In McAbee v. Cribbs, 194 Pa. 94, 44 Atl. 1066, the Supreme Court of Pennsylvania supports the same doctrine. There Cribbs, a grantee, assumed payment of a mortgage that had been given by McAbee. This was afterwards foreclosed, and a deficiency judgment entered against McAbee, who was decided to have an immediate right of action against Cribbs without first paying the judgment. The court said:
“As a contract of indemnity it was broken as soon as the plaintiff’s liability became fixed, and he could then maintain an action on it without proof of payment. That on a bond of covenant to indemnify against claims the obligee is entitled to sue as soon as his obligation to pay becomes absolute, has been settled by a long line of cases.”
So, in New York, the Court of Appeals in National Bank of New-burgh v.
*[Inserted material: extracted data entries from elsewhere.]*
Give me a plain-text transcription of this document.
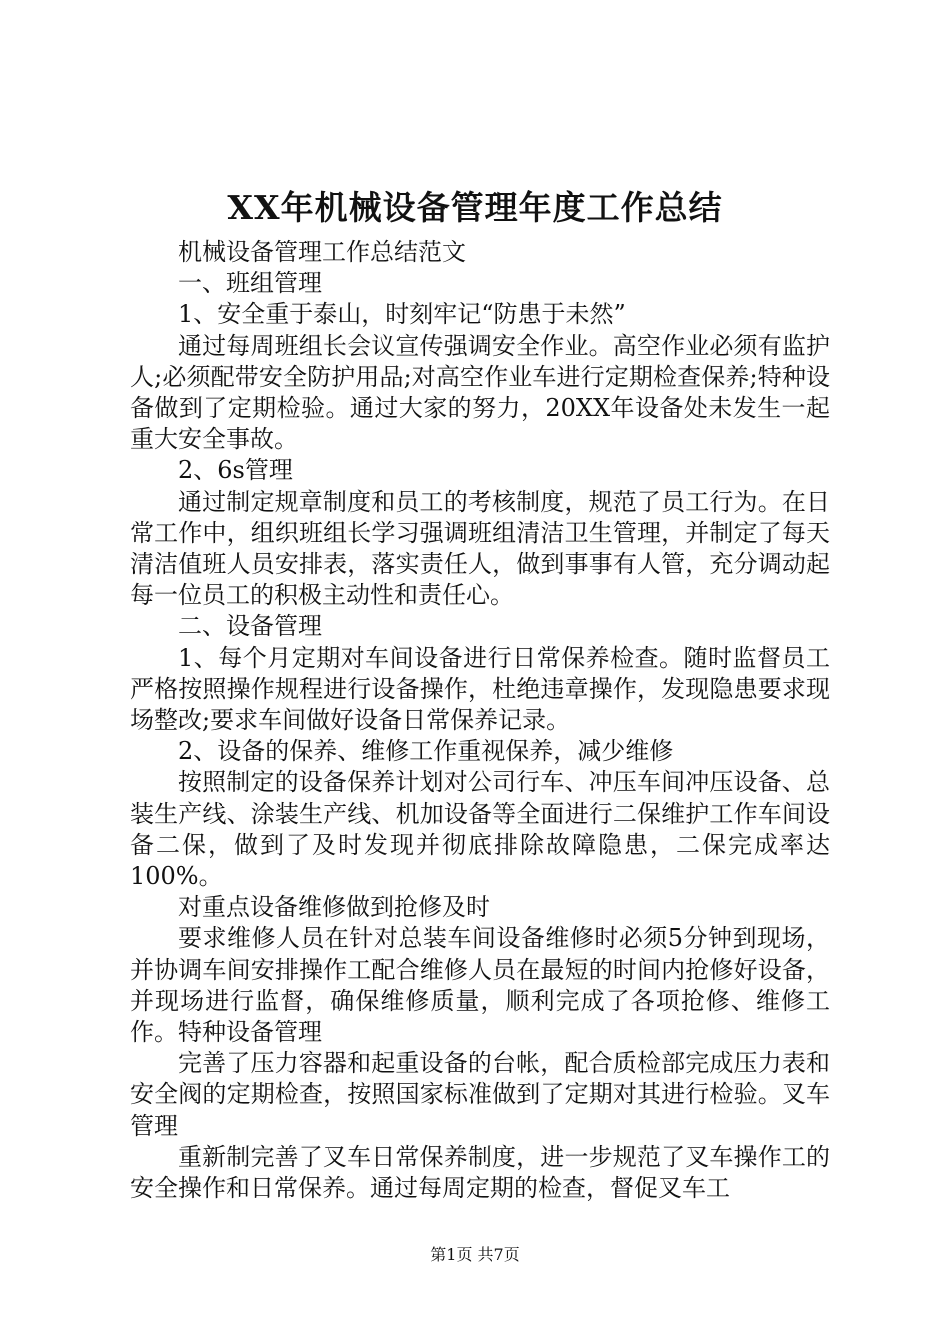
XX年机械设备管理年度工作总结

机械设备管理工作总结范文

一、班组管理

1、安全重于泰山，时刻牢记“防患于未然”

通过每周班组长会议宣传强调安全作业。高空作业必须有监护人;必须配带安全防护用品;对高空作业车进行定期检查保养;特种设备做到了定期检验。通过大家的努力，20XX年设备处未发生一起重大安全事故。

2、6s管理

通过制定规章制度和员工的考核制度，规范了员工行为。在日常工作中，组织班组长学习强调班组清洁卫生管理，并制定了每天清洁值班人员安排表，落实责任人，做到事事有人管，充分调动起每一位员工的积极主动性和责任心。

二、设备管理

1、每个月定期对车间设备进行日常保养检查。随时监督员工严格按照操作规程进行设备操作，杜绝违章操作，发现隐患要求现场整改;要求车间做好设备日常保养记录。

2、设备的保养、维修工作重视保养，减少维修

按照制定的设备保养计划对公司行车、冲压车间冲压设备、总装生产线、涂装生产线、机加设备等全面进行二保维护工作车间设备二保，做到了及时发现并彻底排除故障隐患，二保完成率达100%。

对重点设备维修做到抢修及时

要求维修人员在针对总装车间设备维修时必须5分钟到现场，并协调车间安排操作工配合维修人员在最短的时间内抢修好设备，并现场进行监督，确保维修质量，顺利完成了各项抢修、维修工作。特种设备管理

完善了压力容器和起重设备的台帐，配合质检部完成压力表和安全阀的定期检查，按照国家标准做到了定期对其进行检验。叉车管理

重新制完善了叉车日常保养制度，进一步规范了叉车操作工的安全操作和日常保养。通过每周定期的检查，督促叉车工

第1页 共7页
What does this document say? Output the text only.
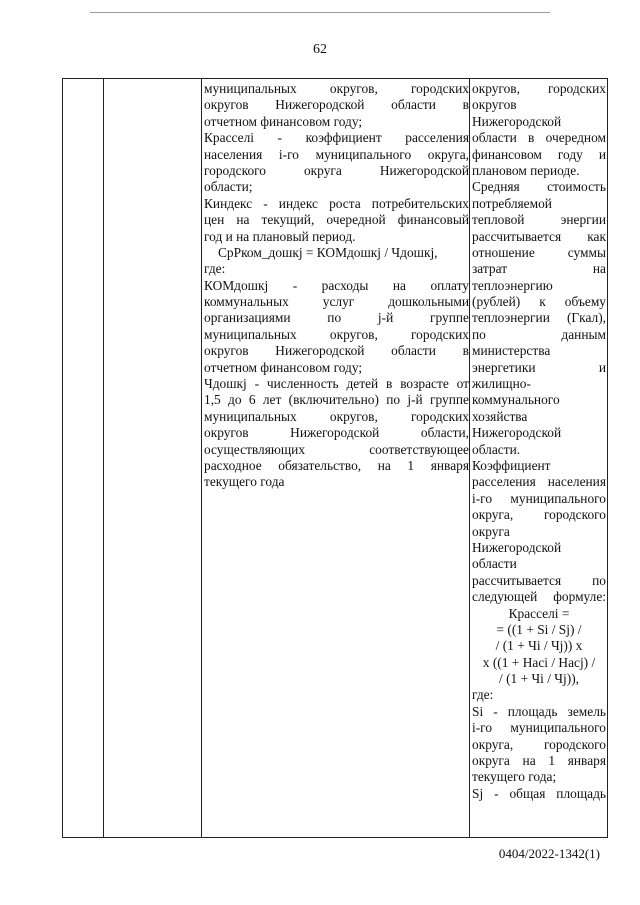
62
муниципальных округов, городских
округов Нижегородской области в
отчетном финансовом году;
Красселі - коэффициент расселения
населения i-го муниципального округа,
городского округа Нижегородской
области;
Киндекс - индекс роста потребительских
цен на текущий, очередной финансовый
год и на плановый период.
СрРком_дошкj = КОМдошкj / Чдошкj,
где:
КОМдошкj - расходы на оплату
коммунальных услуг дошкольными
организациями по j-й группе
муниципальных округов, городских
округов Нижегородской области в
отчетном финансовом году;
Чдошкj - численность детей в возрасте от
1,5 до 6 лет (включительно) по j-й группе
муниципальных округов, городских
округов Нижегородской области,
осуществляющих соответствующее
расходное обязательство, на 1 января
текущего года
округов, городских
округов
Нижегородской
области в очередном
финансовом году и
плановом периоде.
Средняя стоимость
потребляемой
тепловой энергии
рассчитывается как
отношение суммы
затрат на
теплоэнергию
(рублей) к объему
теплоэнергии (Гкал),
по данным
министерства
энергетики и
жилищно-
коммунального
хозяйства
Нижегородской
области.
Коэффициент
расселения населения
i-го муниципального
округа, городского
округа
Нижегородской
области
рассчитывается по
следующей формуле:
Красселі =
= ((1 + Si / Sj) /
/ (1 + Чi / Чj)) x
x ((1 + Насі / Hacj) /
/ (1 + Чi / Чj)),
где:
Si - площадь земель
i-го муниципального
округа, городского
округа на 1 января
текущего года;
Sj - общая площадь
0404/2022-1342(1)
Bigler, 83 N. Y. 62, has pointed out the distinction between a contract for indemnity against loss and a contract for indemnity against liability:
*125 “Where the indemnity provided is against a charge for fixed legal liability, the obligee is to be saved from the thing specified, and the right of action becomes complete on the defendant’s failure to do the particular thing he agreed to perform; while, on the other hand, where the covenant is for indemnity only, and against resultant damages, these must be actually suffered before an action can be maintained.”
Little need be added to these citations. In my opinion, they clearly establish the proposition that King’s liability became fixed when the .deficiency judgment was entered against him, and that he then acquired an immediate right of action against the defendants, which he could himself have enforced for the full amount of the judgment. This right has been transferred to the plaintiff, and the fact that the transfer was made on the same day as the satisfaction of the judgment against King, and as a part of that transaction, seems to me to have no importance. His right of action was complete as soon as the judgment was entered, for by such entry the defendants’ contract was broken. The judgment was a charge. It bound King because he had executed the mortgages in suit, and from this charge the defendants had not saved him harmless. The rule that ordinarily fractions of a day are not regarded in legal proceedings has no application. And there is no inequity in compelling the defendants to pay. They are only being called upon to do the precise thing which they agreed to do, namely, to pay these mortgages in full. Part of their debt has already been paid by the application of the money produced by the sale of their land, and they are now asked to pay the balance in cash. In truth, the deficiency judgment was against themselves, for King was merely their agent or trustee, and the land was theirs, and not his.,
Judgment is directed to be entered on the verdict, and to this order an exception is sealed in favor of the defendants.